ALİ ŞAHİN (Gaziantep) - Sayın Başkanım, ben de hem size hem Sayın Bakan Yardımcımıza bu geniş ve kapsamlı sunum için teşekkürlerimi sunuyorum.

Belki konuyu anlayabilmek, biraz daha geniş perspektiften bakabilmek için Vilnius Zirvesi'nin içeriğini anlamak lazım, dokusunu anlamak lazım. Vilnius Zirvesi bir "deadline"la sınırlı bir süreç değil; orada Üçlü Mutabakat ve zirvede Türkiye'ye verilen sözler, taahhüt edilen şeyler, aslında bir zamanla sınırlanmış veya "deadline"la sınırlanmış süreçler değil; bugün de hâlen devam eden ve Sayın Bakan Yardımcımızın da belirttiği gibi biz bugün onaylayıp Genel Kuruldan dahi geçirmiş olsak üyelikten sonra da işleyecek bir mekanizma. Uluslararası ilişkilerde kimi taahhütler, özellikle anayasal değişiklik gerektiren, yasal değişiklik gerektiren taahhütler biraz zamana ve sürece ihtiyaç duyuyor.

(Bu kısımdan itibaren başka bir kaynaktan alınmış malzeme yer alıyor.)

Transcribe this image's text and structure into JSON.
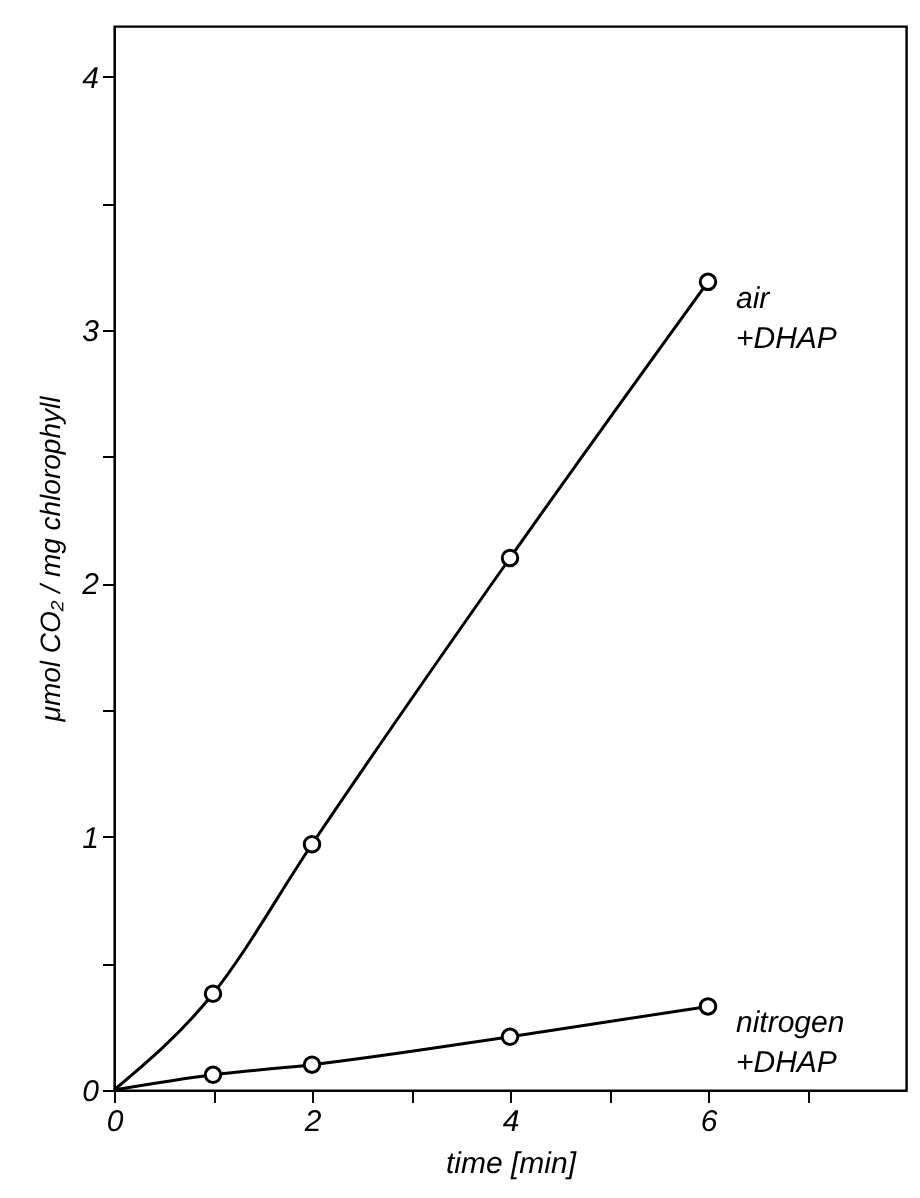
{
  "chart_data": {
    "type": "line",
    "xlabel": "time [min]",
    "ylabel": "μmol CO₂ / mg chlorophyll",
    "xlim": [
      0,
      8
    ],
    "ylim": [
      0,
      4.2
    ],
    "xticks": [
      0,
      {
        "value": 1,
        "label": null
      },
      2,
      {
        "value": 3,
        "label": null
      },
      4,
      {
        "value": 5,
        "label": null
      },
      6,
      {
        "value": 7,
        "label": null
      }
    ],
    "yticks": [
      0,
      {
        "value": 0.5,
        "label": null
      },
      1,
      {
        "value": 1.5,
        "label": null
      },
      2,
      {
        "value": 2.5,
        "label": null
      },
      3,
      {
        "value": 3.5,
        "label": null
      },
      4
    ],
    "grid": false,
    "series": [
      {
        "name": "air +DHAP",
        "marker": "none",
        "color": "#000000",
        "x": [
          0,
          1,
          2,
          4,
          6
        ],
        "values": [
          0,
          0.38,
          0.97,
          2.1,
          3.19
        ]
      },
      {
        "name": "nitrogen +DHAP",
        "marker": "none",
        "color": "#000000",
        "x": [
          0,
          1,
          2,
          4,
          6
        ],
        "values": [
          0,
          0.06,
          0.1,
          0.21,
          0.33
        ]
      },
      {
        "type": "scatter",
        "marker": "circle",
        "color": "#000000",
        "x": [
          1,
          2,
          4,
          6
        ],
        "values": [
          0.38,
          0.97,
          2.1,
          3.19
        ]
      },
      {
        "type": "scatter",
        "marker": "circle",
        "color": "#000000",
        "x": [
          1,
          2,
          4,
          6
        ],
        "values": [
          0.06,
          0.1,
          0.21,
          0.33
        ]
      }
    ]
  }
}
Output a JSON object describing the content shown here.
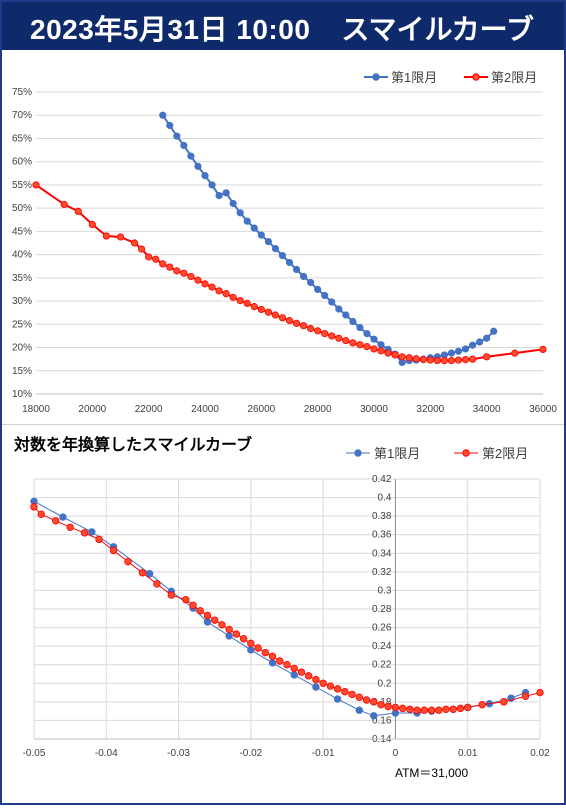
{
  "header": {
    "date_label": "2023年5月31日 10:00",
    "title": "スマイルカーブ"
  },
  "colors": {
    "header_bg": "#0f2a6b",
    "series1": "#4472c4",
    "series2": "#ff0000",
    "series2_fill": "#ff4b2b"
  },
  "chart_data": [
    {
      "type": "line",
      "title": "",
      "xlabel": "",
      "ylabel": "",
      "xlim": [
        18000,
        36000
      ],
      "ylim": [
        0.1,
        0.75
      ],
      "x_ticks": [
        "18000",
        "20000",
        "22000",
        "24000",
        "26000",
        "28000",
        "30000",
        "32000",
        "34000",
        "36000"
      ],
      "y_ticks": [
        "10%",
        "15%",
        "20%",
        "25%",
        "30%",
        "35%",
        "40%",
        "45%",
        "50%",
        "55%",
        "60%",
        "65%",
        "70%",
        "75%"
      ],
      "grid": true,
      "legend": "top-right",
      "series": [
        {
          "name": "第1限月",
          "x": [
            22500,
            22750,
            23000,
            23250,
            23500,
            23750,
            24000,
            24250,
            24500,
            24750,
            25000,
            25250,
            25500,
            25750,
            26000,
            26250,
            26500,
            26750,
            27000,
            27250,
            27500,
            27750,
            28000,
            28250,
            28500,
            28750,
            29000,
            29250,
            29500,
            29750,
            30000,
            30250,
            30500,
            30750,
            31000,
            31250,
            31500,
            31750,
            32000,
            32250,
            32500,
            32750,
            33000,
            33250,
            33500,
            33750,
            34000,
            34250
          ],
          "values": [
            0.7,
            0.678,
            0.655,
            0.635,
            0.612,
            0.59,
            0.57,
            0.55,
            0.527,
            0.533,
            0.51,
            0.49,
            0.472,
            0.457,
            0.442,
            0.428,
            0.413,
            0.398,
            0.383,
            0.368,
            0.353,
            0.34,
            0.325,
            0.312,
            0.298,
            0.283,
            0.27,
            0.256,
            0.243,
            0.23,
            0.218,
            0.206,
            0.196,
            0.186,
            0.168,
            0.172,
            0.173,
            0.175,
            0.178,
            0.18,
            0.184,
            0.188,
            0.192,
            0.197,
            0.205,
            0.212,
            0.22,
            0.235
          ]
        },
        {
          "name": "第2限月",
          "x": [
            18000,
            19000,
            19500,
            20000,
            20500,
            21000,
            21500,
            21750,
            22000,
            22250,
            22500,
            22750,
            23000,
            23250,
            23500,
            23750,
            24000,
            24250,
            24500,
            24750,
            25000,
            25250,
            25500,
            25750,
            26000,
            26250,
            26500,
            26750,
            27000,
            27250,
            27500,
            27750,
            28000,
            28250,
            28500,
            28750,
            29000,
            29250,
            29500,
            29750,
            30000,
            30250,
            30500,
            30750,
            31000,
            31250,
            31500,
            31750,
            32000,
            32250,
            32500,
            32750,
            33000,
            33250,
            33500,
            34000,
            35000,
            36000
          ],
          "values": [
            0.55,
            0.508,
            0.493,
            0.465,
            0.44,
            0.438,
            0.425,
            0.412,
            0.395,
            0.39,
            0.38,
            0.373,
            0.365,
            0.36,
            0.353,
            0.345,
            0.337,
            0.33,
            0.322,
            0.316,
            0.308,
            0.301,
            0.295,
            0.288,
            0.282,
            0.276,
            0.27,
            0.264,
            0.258,
            0.252,
            0.247,
            0.241,
            0.236,
            0.23,
            0.225,
            0.22,
            0.215,
            0.21,
            0.206,
            0.202,
            0.197,
            0.193,
            0.188,
            0.184,
            0.18,
            0.178,
            0.176,
            0.174,
            0.173,
            0.172,
            0.172,
            0.172,
            0.173,
            0.174,
            0.175,
            0.18,
            0.188,
            0.196
          ]
        }
      ]
    },
    {
      "type": "line",
      "title": "対数を年換算したスマイルカーブ",
      "xlabel": "ATM＝31,000",
      "ylabel": "",
      "xlim": [
        -0.05,
        0.02
      ],
      "ylim": [
        0.14,
        0.42
      ],
      "x_ticks": [
        "-0.05",
        "-0.04",
        "-0.03",
        "-0.02",
        "-0.01",
        "0",
        "0.01",
        "0.02"
      ],
      "y_ticks": [
        "0.14",
        "0.16",
        "0.18",
        "0.2",
        "0.22",
        "0.24",
        "0.26",
        "0.28",
        "0.3",
        "0.32",
        "0.34",
        "0.36",
        "0.38",
        "0.4",
        "0.42"
      ],
      "grid": true,
      "legend": "top-right",
      "series": [
        {
          "name": "第1限月",
          "x": [
            -0.05,
            -0.046,
            -0.042,
            -0.039,
            -0.034,
            -0.031,
            -0.028,
            -0.026,
            -0.023,
            -0.02,
            -0.017,
            -0.014,
            -0.011,
            -0.008,
            -0.005,
            -0.003,
            0.0,
            0.003,
            0.005,
            0.008,
            0.01,
            0.013,
            0.016,
            0.018
          ],
          "values": [
            0.396,
            0.379,
            0.363,
            0.347,
            0.318,
            0.299,
            0.281,
            0.266,
            0.251,
            0.236,
            0.222,
            0.209,
            0.196,
            0.183,
            0.171,
            0.165,
            0.168,
            0.168,
            0.17,
            0.172,
            0.174,
            0.178,
            0.184,
            0.19
          ]
        },
        {
          "name": "第2限月",
          "x": [
            -0.05,
            -0.049,
            -0.047,
            -0.045,
            -0.043,
            -0.041,
            -0.039,
            -0.037,
            -0.035,
            -0.033,
            -0.031,
            -0.029,
            -0.028,
            -0.027,
            -0.026,
            -0.025,
            -0.024,
            -0.023,
            -0.022,
            -0.021,
            -0.02,
            -0.019,
            -0.018,
            -0.017,
            -0.016,
            -0.015,
            -0.014,
            -0.013,
            -0.012,
            -0.011,
            -0.01,
            -0.009,
            -0.008,
            -0.007,
            -0.006,
            -0.005,
            -0.004,
            -0.003,
            -0.002,
            -0.001,
            0.0,
            0.001,
            0.002,
            0.003,
            0.004,
            0.005,
            0.006,
            0.007,
            0.008,
            0.009,
            0.01,
            0.012,
            0.015,
            0.018,
            0.02
          ],
          "values": [
            0.39,
            0.382,
            0.375,
            0.368,
            0.362,
            0.355,
            0.343,
            0.331,
            0.319,
            0.307,
            0.295,
            0.29,
            0.284,
            0.278,
            0.273,
            0.268,
            0.263,
            0.258,
            0.253,
            0.248,
            0.243,
            0.238,
            0.233,
            0.229,
            0.224,
            0.22,
            0.216,
            0.212,
            0.208,
            0.204,
            0.2,
            0.197,
            0.194,
            0.191,
            0.188,
            0.185,
            0.182,
            0.18,
            0.177,
            0.175,
            0.174,
            0.173,
            0.172,
            0.171,
            0.171,
            0.171,
            0.171,
            0.172,
            0.172,
            0.173,
            0.174,
            0.177,
            0.18,
            0.186,
            0.19
          ]
        }
      ]
    }
  ]
}
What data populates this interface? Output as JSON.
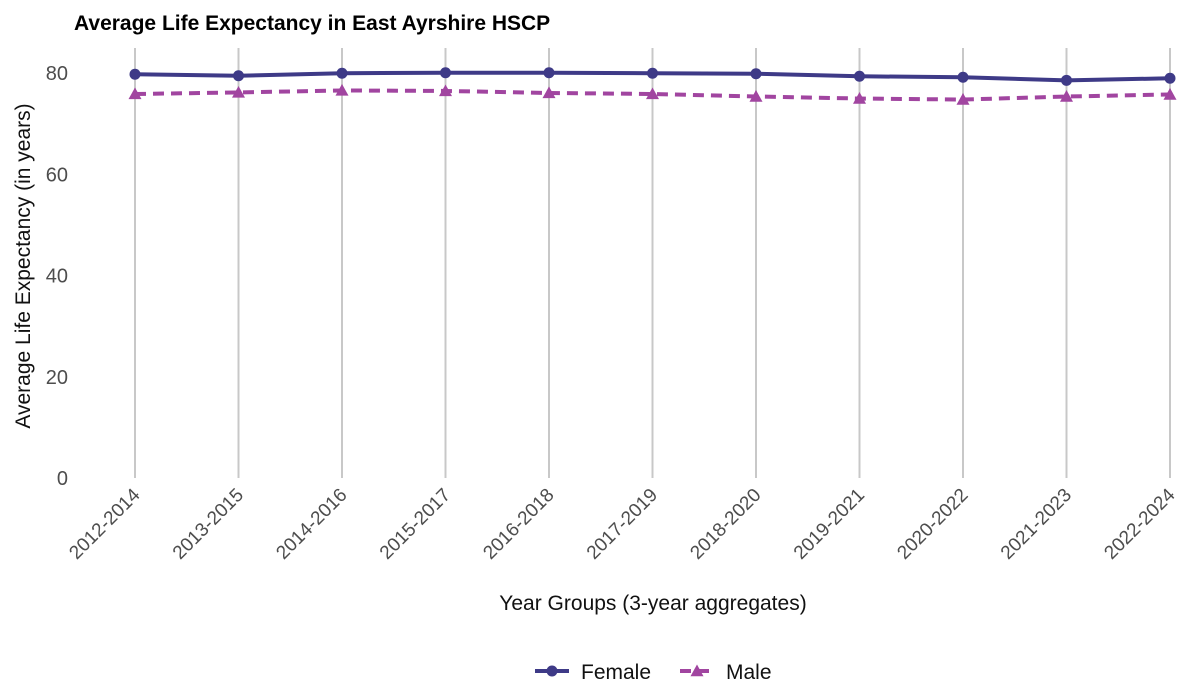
{
  "chart_data": {
    "type": "line",
    "title": "Average Life Expectancy in East Ayrshire HSCP",
    "xlabel": "Year Groups (3-year aggregates)",
    "ylabel": "Average Life Expectancy (in years)",
    "ylim": [
      0,
      84
    ],
    "yticks": [
      0,
      20,
      40,
      60,
      80
    ],
    "grid": "vertical",
    "legend_position": "bottom",
    "categories": [
      "2012-2014",
      "2013-2015",
      "2014-2016",
      "2015-2017",
      "2016-2018",
      "2017-2019",
      "2018-2020",
      "2019-2021",
      "2020-2022",
      "2021-2023",
      "2022-2024"
    ],
    "series": [
      {
        "name": "Female",
        "color": "#3e3a87",
        "marker": "circle",
        "line": "solid",
        "values": [
          79.8,
          79.5,
          80.0,
          80.1,
          80.1,
          80.0,
          79.9,
          79.4,
          79.2,
          78.6,
          79.0
        ]
      },
      {
        "name": "Male",
        "color": "#a145a0",
        "marker": "triangle",
        "line": "dashed",
        "values": [
          75.9,
          76.2,
          76.6,
          76.5,
          76.1,
          75.9,
          75.4,
          75.0,
          74.8,
          75.4,
          75.8
        ]
      }
    ]
  }
}
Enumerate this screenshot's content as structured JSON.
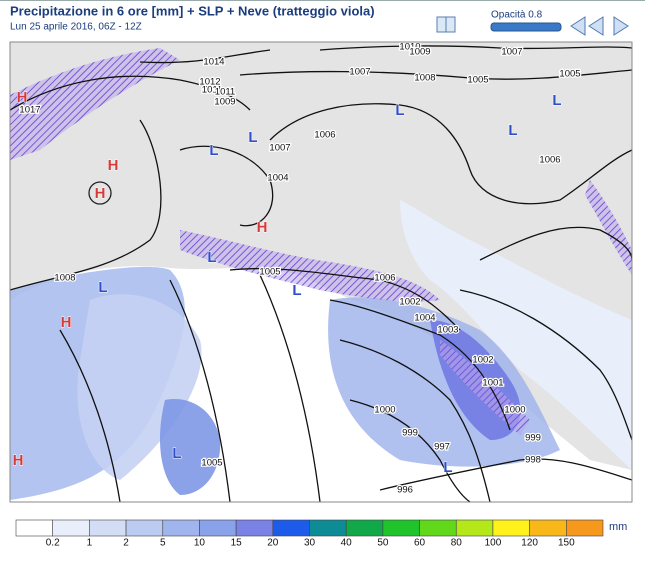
{
  "header": {
    "title": "Precipitazione in 6 ore [mm] + SLP + Neve (tratteggio viola)",
    "subtitle": "Lun 25 aprile 2016, 06Z - 12Z",
    "opacity": "Opacità 0.8"
  },
  "map": {
    "isobar_labels": [
      1014,
      1011,
      1010,
      1009,
      1007,
      1012,
      1011,
      1009,
      1017,
      1007,
      1008,
      1005,
      1005,
      1006,
      1007,
      1004,
      1006,
      1008,
      1005,
      1006,
      1002,
      1004,
      1003,
      1002,
      1001,
      1000,
      1000,
      999,
      999,
      997,
      998,
      996,
      1005
    ],
    "pressure_centers": [
      "H",
      "H",
      "H",
      "H",
      "H",
      "H",
      "L",
      "L",
      "L",
      "L",
      "L",
      "L",
      "L",
      "L",
      "L",
      "L"
    ]
  },
  "legend": {
    "labels": [
      0.2,
      1,
      2,
      5,
      10,
      15,
      20,
      30,
      40,
      50,
      60,
      80,
      100,
      120,
      150
    ],
    "unit": "mm",
    "colors": [
      "#ffffff",
      "#e8eefa",
      "#d3ddf6",
      "#bccbf2",
      "#a0b5ee",
      "#8aa2ea",
      "#7b82e6",
      "#1d5cea",
      "#0e8c96",
      "#11a84a",
      "#1fc42a",
      "#62d81a",
      "#b4e81a",
      "#fff21a",
      "#f8b81a",
      "#f5981c"
    ]
  }
}
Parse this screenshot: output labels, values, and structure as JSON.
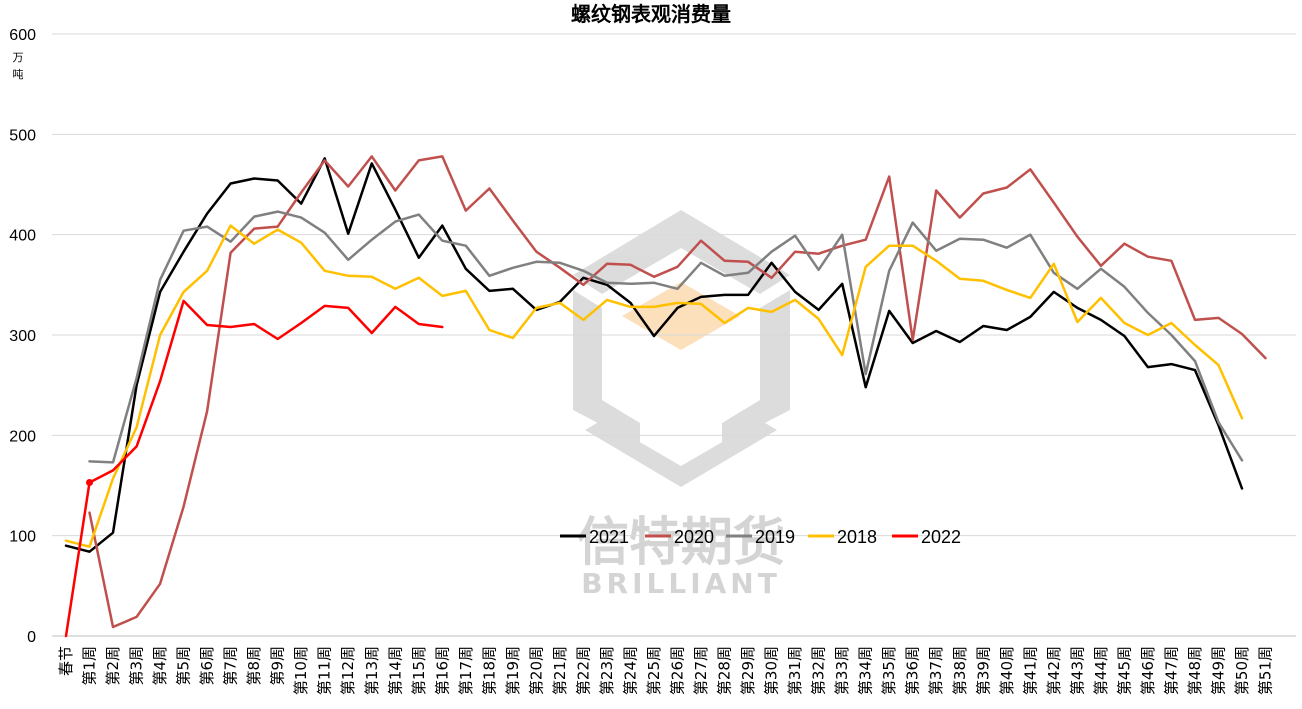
{
  "chart_data": {
    "type": "line",
    "title": "螺纹钢表观消费量",
    "ylabel_unit": [
      "万",
      "吨"
    ],
    "ylim": [
      0,
      600
    ],
    "yticks": [
      0,
      100,
      200,
      300,
      400,
      500,
      600
    ],
    "grid": true,
    "legend_position": "bottom-center (inside plot)",
    "watermark": {
      "text": "信特期货",
      "subtext": "BRILLIANT"
    },
    "categories": [
      "春节",
      "第1周",
      "第2周",
      "第3周",
      "第4周",
      "第5周",
      "第6周",
      "第7周",
      "第8周",
      "第9周",
      "第10周",
      "第11周",
      "第12周",
      "第13周",
      "第14周",
      "第15周",
      "第16周",
      "第17周",
      "第18周",
      "第19周",
      "第20周",
      "第21周",
      "第22周",
      "第23周",
      "第24周",
      "第25周",
      "第26周",
      "第27周",
      "第28周",
      "第29周",
      "第30周",
      "第31周",
      "第32周",
      "第33周",
      "第34周",
      "第35周",
      "第36周",
      "第37周",
      "第38周",
      "第39周",
      "第40周",
      "第41周",
      "第42周",
      "第43周",
      "第44周",
      "第45周",
      "第46周",
      "第47周",
      "第48周",
      "第49周",
      "第50周",
      "第51周"
    ],
    "series": [
      {
        "name": "2021",
        "color": "#000000",
        "values": [
          90,
          84,
          103,
          250,
          343,
          383,
          421,
          451,
          456,
          454,
          431,
          476,
          401,
          471,
          425,
          377,
          409,
          366,
          344,
          346,
          325,
          333,
          357,
          350,
          332,
          299,
          327,
          338,
          340,
          340,
          372,
          343,
          325,
          351,
          248,
          324,
          292,
          304,
          293,
          309,
          305,
          318,
          343,
          327,
          315,
          299,
          268,
          271,
          265,
          210,
          147,
          null
        ]
      },
      {
        "name": "2020",
        "color": "#c0504d",
        "values": [
          null,
          123,
          9,
          19,
          52,
          129,
          224,
          382,
          406,
          408,
          442,
          474,
          448,
          478,
          444,
          474,
          478,
          424,
          446,
          414,
          383,
          367,
          350,
          371,
          370,
          358,
          368,
          394,
          374,
          373,
          357,
          383,
          381,
          389,
          395,
          458,
          295,
          444,
          417,
          441,
          447,
          465,
          432,
          398,
          369,
          391,
          378,
          374,
          315,
          317,
          301,
          277
        ]
      },
      {
        "name": "2019",
        "color": "#808080",
        "values": [
          null,
          174,
          173,
          257,
          355,
          404,
          408,
          393,
          418,
          423,
          417,
          402,
          375,
          395,
          413,
          420,
          394,
          389,
          359,
          367,
          373,
          372,
          364,
          352,
          351,
          352,
          346,
          372,
          359,
          362,
          383,
          399,
          365,
          400,
          261,
          364,
          412,
          384,
          396,
          395,
          387,
          400,
          362,
          346,
          366,
          348,
          322,
          300,
          274,
          213,
          175,
          null
        ]
      },
      {
        "name": "2018",
        "color": "#ffc000",
        "values": [
          95,
          89,
          157,
          208,
          300,
          343,
          364,
          409,
          391,
          405,
          392,
          364,
          359,
          358,
          346,
          357,
          339,
          344,
          305,
          297,
          327,
          332,
          315,
          335,
          328,
          328,
          332,
          331,
          312,
          327,
          323,
          335,
          316,
          280,
          368,
          389,
          389,
          374,
          356,
          354,
          345,
          337,
          371,
          313,
          337,
          312,
          300,
          312,
          290,
          270,
          217,
          null
        ]
      },
      {
        "name": "2022",
        "color": "#ff0000",
        "values": [
          0,
          153,
          165,
          189,
          254,
          334,
          310,
          308,
          311,
          296,
          312,
          329,
          327,
          302,
          328,
          311,
          308,
          null,
          null,
          null,
          null,
          null,
          null,
          null,
          null,
          null,
          null,
          null,
          null,
          null,
          null,
          null,
          null,
          null,
          null,
          null,
          null,
          null,
          null,
          null,
          null,
          null,
          null,
          null,
          null,
          null,
          null,
          null,
          null,
          null,
          null,
          null
        ]
      }
    ]
  }
}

O anlamda bugüne kadar karşılanmadığını düşündüğümüz şeylerin bugünden sonra, Vilnius sürecinin dinamik ve aktif bir süreç olmasından dolayı karşılanmayacağı anlamına gelmiyor. Bundan sonraki süreçte de Vilnius süreci işleyecek, İsveç'in NATO'ya kabulünden sonra da işleyecek bir süreç olduğunu bilmemiz, görmemiz gerekiyor.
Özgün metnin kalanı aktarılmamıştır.